Very long URLs with many parameters. Capture only parameters on the allowlist (UTMs, known click IDs, custom allowlist). All other query parameters are ignored. This bounds the data volume and prevents accidentally capturing PII or sensitive data from arbitrary query strings.

Referrer is empty but UTMs are present. Common when links are opened from native apps (email clients, messaging apps, some social apps). UTM parameters take precedence. Classify based on utm_source and utm_medium. Set referrer to null.

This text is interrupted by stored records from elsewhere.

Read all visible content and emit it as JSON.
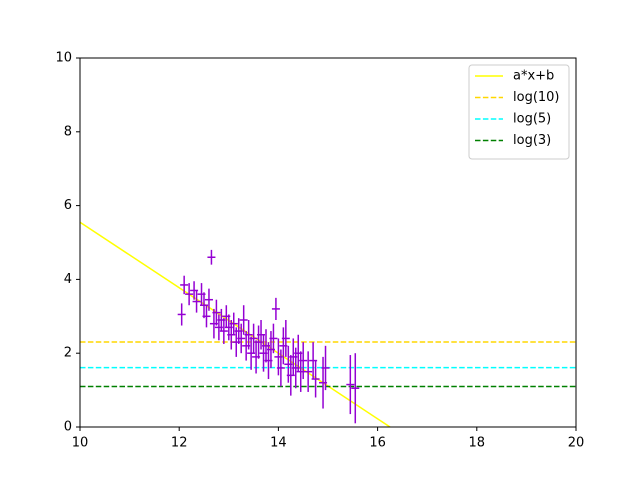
{
  "chart_data": {
    "type": "scatter",
    "xlim": [
      10,
      20
    ],
    "xticks": [
      10,
      12,
      14,
      16,
      18,
      20
    ],
    "ylim": [
      0,
      10
    ],
    "yticks": [
      0,
      2,
      4,
      6,
      8,
      10
    ],
    "legend": "upper right",
    "points": {
      "color": "#9400d3",
      "x": [
        12.05,
        12.1,
        12.2,
        12.3,
        12.35,
        12.45,
        12.5,
        12.55,
        12.6,
        12.65,
        12.7,
        12.75,
        12.8,
        12.85,
        12.9,
        12.95,
        13.0,
        13.05,
        13.1,
        13.15,
        13.2,
        13.25,
        13.3,
        13.35,
        13.4,
        13.45,
        13.5,
        13.55,
        13.6,
        13.65,
        13.7,
        13.75,
        13.8,
        13.85,
        13.9,
        13.95,
        14.0,
        14.05,
        14.1,
        14.15,
        14.2,
        14.25,
        14.3,
        14.35,
        14.4,
        14.45,
        14.5,
        14.6,
        14.7,
        14.75,
        14.9,
        14.95,
        15.45,
        15.55
      ],
      "values": [
        3.05,
        3.85,
        3.6,
        3.7,
        3.4,
        3.6,
        3.3,
        3.0,
        3.45,
        4.6,
        2.8,
        3.1,
        2.7,
        2.9,
        2.6,
        3.0,
        2.7,
        2.5,
        2.8,
        2.3,
        2.6,
        2.4,
        2.9,
        2.2,
        2.5,
        2.0,
        2.4,
        1.9,
        2.3,
        2.5,
        2.0,
        2.2,
        1.8,
        2.1,
        2.4,
        3.2,
        1.9,
        1.6,
        2.2,
        2.4,
        1.7,
        1.4,
        1.9,
        1.6,
        2.0,
        1.5,
        1.8,
        1.5,
        1.8,
        1.3,
        1.2,
        1.6,
        1.15,
        1.05
      ],
      "errors": [
        0.3,
        0.25,
        0.3,
        0.25,
        0.3,
        0.3,
        0.35,
        0.3,
        0.3,
        0.2,
        0.4,
        0.35,
        0.35,
        0.3,
        0.35,
        0.3,
        0.35,
        0.4,
        0.3,
        0.4,
        0.35,
        0.4,
        0.4,
        0.4,
        0.4,
        0.45,
        0.4,
        0.45,
        0.45,
        0.4,
        0.5,
        0.45,
        0.5,
        0.5,
        0.4,
        0.3,
        0.5,
        0.5,
        0.5,
        0.5,
        0.5,
        0.55,
        0.5,
        0.55,
        0.5,
        0.55,
        0.5,
        0.55,
        0.5,
        0.5,
        0.7,
        0.6,
        0.8,
        0.95
      ]
    },
    "series": [
      {
        "name": "a*x+b",
        "color": "yellow",
        "style": "solid",
        "x": [
          10,
          16.25
        ],
        "values": [
          5.55,
          0
        ]
      },
      {
        "name": "log(10)",
        "color": "gold",
        "style": "dashed",
        "value": 2.3026
      },
      {
        "name": "log(5)",
        "color": "cyan",
        "style": "dashed",
        "value": 1.6094
      },
      {
        "name": "log(3)",
        "color": "green",
        "style": "dashed",
        "value": 1.0986
      }
    ]
  }
}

Multiple click IDs in one URL. Rare but possible (e.g., ?gclid=...&msclkid=... from a misconfigured redirect chain). Capture all of them. Store all in the click_ids object. The receiving endpoint determines which one is authoritative for each platform.

User clears browser storage. Attribution data is lost. On the next visit with attribution parameters, first_touch is set fresh. This is expected behavior — UIAF cannot persist data that the user has explicitly deleted. If server-side attribution storage is implemented, the server copy can be used to restore context when the user is re-identified (see 02-identity-management.md for identity recovery).